Some weights or buffers of the TF 2.0 model TFBertForSequenceClassification were not initialized from the PyTorch model and are newly initialized: ['classifier.weight', 'classifier.bias']
You should probably TRAIN this model on a down-stream task to be able to use it for predictions and inference.


[Return to Top](#top)
 <a id = 'encodeData'></a>
### Encode Data


Let's create the encoded data for training.  Because we're using the TensorFlow port, we'll need to convert our PyTorch dataset object contents to the TensorFlow version.  HuggingFace provides some nice conversion functions to assist in the process.

In [None]:
tf_train_dataset = small_train_dataset.remove_columns(["text"]).with_format("tensorflow")
tf_eval_dataset = small_eval_dataset.remove_columns(["text"]).with_format("tensorflow")

In [None]:
train_features = {x: tf_train_dataset[x] for x in tokenizer.model_input_names}
train_tf_dataset = tf.data.Dataset.from_tensor_slices((train_features, tf_train_dataset["label"]))
train_tf_dataset = train_tf_dataset.shuffle(len(tf_train_dataset)).batch(batch_size)

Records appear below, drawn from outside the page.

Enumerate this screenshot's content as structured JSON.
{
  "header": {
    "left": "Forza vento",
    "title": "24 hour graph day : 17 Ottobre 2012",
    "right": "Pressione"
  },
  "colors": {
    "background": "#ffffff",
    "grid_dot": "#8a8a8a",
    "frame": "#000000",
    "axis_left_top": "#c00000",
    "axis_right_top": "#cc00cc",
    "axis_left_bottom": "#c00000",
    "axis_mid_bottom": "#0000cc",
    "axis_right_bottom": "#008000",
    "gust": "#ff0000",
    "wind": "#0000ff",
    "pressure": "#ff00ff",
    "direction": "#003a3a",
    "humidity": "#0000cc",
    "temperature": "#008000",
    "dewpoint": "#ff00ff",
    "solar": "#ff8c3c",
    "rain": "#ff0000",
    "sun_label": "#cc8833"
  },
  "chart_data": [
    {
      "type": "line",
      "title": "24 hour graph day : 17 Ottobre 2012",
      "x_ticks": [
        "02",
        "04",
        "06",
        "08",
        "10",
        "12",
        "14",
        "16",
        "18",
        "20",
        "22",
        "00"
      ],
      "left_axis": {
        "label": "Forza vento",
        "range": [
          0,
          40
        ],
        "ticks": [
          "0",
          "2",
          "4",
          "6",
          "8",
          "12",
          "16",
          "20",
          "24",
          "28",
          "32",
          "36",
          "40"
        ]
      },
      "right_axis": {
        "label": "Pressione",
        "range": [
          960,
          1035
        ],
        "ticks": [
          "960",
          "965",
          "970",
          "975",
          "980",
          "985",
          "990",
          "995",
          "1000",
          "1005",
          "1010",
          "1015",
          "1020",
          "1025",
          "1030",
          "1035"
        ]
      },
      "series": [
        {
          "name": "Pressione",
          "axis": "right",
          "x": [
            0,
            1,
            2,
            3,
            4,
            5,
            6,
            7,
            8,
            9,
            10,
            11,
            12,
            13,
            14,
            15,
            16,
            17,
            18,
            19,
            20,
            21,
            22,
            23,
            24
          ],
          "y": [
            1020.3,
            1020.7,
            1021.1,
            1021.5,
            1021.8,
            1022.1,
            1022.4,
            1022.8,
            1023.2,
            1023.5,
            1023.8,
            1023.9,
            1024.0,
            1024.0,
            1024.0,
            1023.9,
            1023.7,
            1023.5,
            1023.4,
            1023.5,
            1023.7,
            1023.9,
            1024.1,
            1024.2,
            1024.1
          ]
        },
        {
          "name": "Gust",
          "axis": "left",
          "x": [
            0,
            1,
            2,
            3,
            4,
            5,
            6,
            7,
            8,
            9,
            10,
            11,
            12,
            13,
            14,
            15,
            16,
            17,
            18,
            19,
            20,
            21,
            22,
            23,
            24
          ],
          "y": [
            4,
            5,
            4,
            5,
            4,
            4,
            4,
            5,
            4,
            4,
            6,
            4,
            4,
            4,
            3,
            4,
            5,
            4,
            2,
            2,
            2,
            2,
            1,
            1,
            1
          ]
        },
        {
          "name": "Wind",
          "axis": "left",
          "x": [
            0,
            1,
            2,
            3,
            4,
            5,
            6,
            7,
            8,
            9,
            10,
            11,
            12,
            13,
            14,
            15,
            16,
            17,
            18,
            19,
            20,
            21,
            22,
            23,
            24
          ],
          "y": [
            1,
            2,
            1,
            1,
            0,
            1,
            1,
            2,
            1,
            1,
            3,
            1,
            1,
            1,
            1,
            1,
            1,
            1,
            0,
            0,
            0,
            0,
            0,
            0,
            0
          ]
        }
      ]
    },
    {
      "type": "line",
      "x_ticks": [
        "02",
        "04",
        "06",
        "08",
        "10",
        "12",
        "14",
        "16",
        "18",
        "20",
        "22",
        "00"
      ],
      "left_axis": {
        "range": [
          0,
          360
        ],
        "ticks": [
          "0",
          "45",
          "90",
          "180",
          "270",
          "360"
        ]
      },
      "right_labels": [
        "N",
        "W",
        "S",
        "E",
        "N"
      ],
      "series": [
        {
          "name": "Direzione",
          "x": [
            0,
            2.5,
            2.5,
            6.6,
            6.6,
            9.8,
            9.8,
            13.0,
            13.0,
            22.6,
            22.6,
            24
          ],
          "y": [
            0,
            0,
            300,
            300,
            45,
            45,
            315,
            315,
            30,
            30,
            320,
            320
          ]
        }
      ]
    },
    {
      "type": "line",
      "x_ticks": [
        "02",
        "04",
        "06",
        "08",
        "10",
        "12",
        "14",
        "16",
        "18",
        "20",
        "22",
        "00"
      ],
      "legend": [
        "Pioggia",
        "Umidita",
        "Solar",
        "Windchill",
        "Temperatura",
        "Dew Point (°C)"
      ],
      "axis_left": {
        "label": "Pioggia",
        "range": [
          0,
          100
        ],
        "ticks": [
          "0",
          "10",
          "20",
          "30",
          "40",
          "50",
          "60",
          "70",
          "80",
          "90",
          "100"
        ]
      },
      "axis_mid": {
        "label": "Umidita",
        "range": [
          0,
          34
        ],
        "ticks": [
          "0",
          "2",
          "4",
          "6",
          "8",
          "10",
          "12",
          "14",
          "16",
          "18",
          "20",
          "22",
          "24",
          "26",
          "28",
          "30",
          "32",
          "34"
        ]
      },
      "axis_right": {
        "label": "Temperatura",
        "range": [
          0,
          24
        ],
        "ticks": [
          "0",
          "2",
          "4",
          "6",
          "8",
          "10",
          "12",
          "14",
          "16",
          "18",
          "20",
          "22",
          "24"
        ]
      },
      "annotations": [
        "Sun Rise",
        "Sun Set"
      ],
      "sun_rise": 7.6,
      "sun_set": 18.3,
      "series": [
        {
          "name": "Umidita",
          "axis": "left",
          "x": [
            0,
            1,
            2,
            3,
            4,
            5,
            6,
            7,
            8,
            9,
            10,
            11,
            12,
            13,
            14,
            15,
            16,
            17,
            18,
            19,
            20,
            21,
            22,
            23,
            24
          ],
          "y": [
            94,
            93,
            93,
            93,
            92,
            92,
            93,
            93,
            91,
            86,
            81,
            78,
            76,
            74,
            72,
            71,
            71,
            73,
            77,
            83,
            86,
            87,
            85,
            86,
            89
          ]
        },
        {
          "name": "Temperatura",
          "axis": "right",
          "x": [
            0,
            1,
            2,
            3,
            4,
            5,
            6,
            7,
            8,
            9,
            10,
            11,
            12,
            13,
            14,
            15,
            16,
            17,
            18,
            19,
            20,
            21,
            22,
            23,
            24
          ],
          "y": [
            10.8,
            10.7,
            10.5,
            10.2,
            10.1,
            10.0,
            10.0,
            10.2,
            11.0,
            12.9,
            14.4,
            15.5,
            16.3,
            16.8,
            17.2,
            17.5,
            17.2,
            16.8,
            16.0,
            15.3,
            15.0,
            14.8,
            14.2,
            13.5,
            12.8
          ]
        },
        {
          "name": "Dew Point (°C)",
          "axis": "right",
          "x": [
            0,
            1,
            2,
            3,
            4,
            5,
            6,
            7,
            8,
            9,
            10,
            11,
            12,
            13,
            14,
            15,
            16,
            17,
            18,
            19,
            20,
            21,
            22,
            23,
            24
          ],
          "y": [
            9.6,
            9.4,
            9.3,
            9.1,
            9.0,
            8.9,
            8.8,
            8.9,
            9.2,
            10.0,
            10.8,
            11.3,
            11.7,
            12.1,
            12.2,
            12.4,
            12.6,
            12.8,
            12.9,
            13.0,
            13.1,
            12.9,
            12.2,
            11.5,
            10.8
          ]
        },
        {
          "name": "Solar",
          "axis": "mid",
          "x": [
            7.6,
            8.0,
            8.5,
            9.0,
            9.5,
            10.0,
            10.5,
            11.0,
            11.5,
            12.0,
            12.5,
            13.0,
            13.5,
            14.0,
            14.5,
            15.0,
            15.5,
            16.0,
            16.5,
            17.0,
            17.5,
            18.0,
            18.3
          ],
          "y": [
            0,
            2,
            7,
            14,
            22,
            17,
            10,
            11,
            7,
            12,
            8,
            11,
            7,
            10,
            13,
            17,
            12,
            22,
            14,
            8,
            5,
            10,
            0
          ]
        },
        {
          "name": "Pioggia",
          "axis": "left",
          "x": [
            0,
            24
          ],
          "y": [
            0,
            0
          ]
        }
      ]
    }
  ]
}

eval_features = {x: tf_eval_dataset[x] for x in tokenizer.model_input_names}
eval_tf_dataset = tf.data.Dataset.from_tensor_slices((eval_features, tf_eval_dataset["label"]))
eval_tf_dataset = eval_tf_dataset.batch(batch_size)

[Return to Top](#top)
 <a id = 'fineTuning'></a>
# Fine Tuning

In keeping with the Keras process we call model.compile first to make sure that all the pieces are in place.  We can follow that up with a call to model.summary() to make sure we've put the correct players together in the correct manner.  We can also see how much is trainable, which gives a sense of training time and resource requirements.

In [None]:
model.compile(
    optimizer=tf.keras.optimizers.Adam(learning_rate=5e-5),
    loss=tf.keras.losses.SparseCategoricalCrossentropy(from_logits=True),
    metrics=tf.metrics.SparseCategoricalAccuracy(),
)

In [None]:
model.summary()

Model: "tf_bert_for_sequence_classification"
_________________________________________________________________
 Layer (type)                Output Shape              Param #   
 bert (TFBertMainLayer)      multiple                  108310272 
                                                                 
 dropout_37 (Dropout)        multiple                  0 (unused)
                                                                 
 classifier (Dense)          multiple                  1538      
                                                                 
Total params: 108311810 (413.18 MB)
Trainable params: 108311810 (413.18 MB)
Non-trainable params: 0 (0.00 Byte)
_________________________________________________________________


Then we call model.fit to perform the actual training.  Note that many times, because of what the model has learned about language in it pre-training phase we can limit our training to a small number of epochs, sometimes as few as one or two.

In [None]:
model.fit(train_tf_dataset, validation_data=eval_tf_dataset, epochs=2)

Epoch 1/2
Epoch 2/2


<tf_keras.src.callbacks.History at 0x7b71fe0c5060>

We'll be using TensorFlow and BERT in some class assignments but instead of using AutoClasses we'll actually add our own layers on top of BERT so we can build intuition about how it works.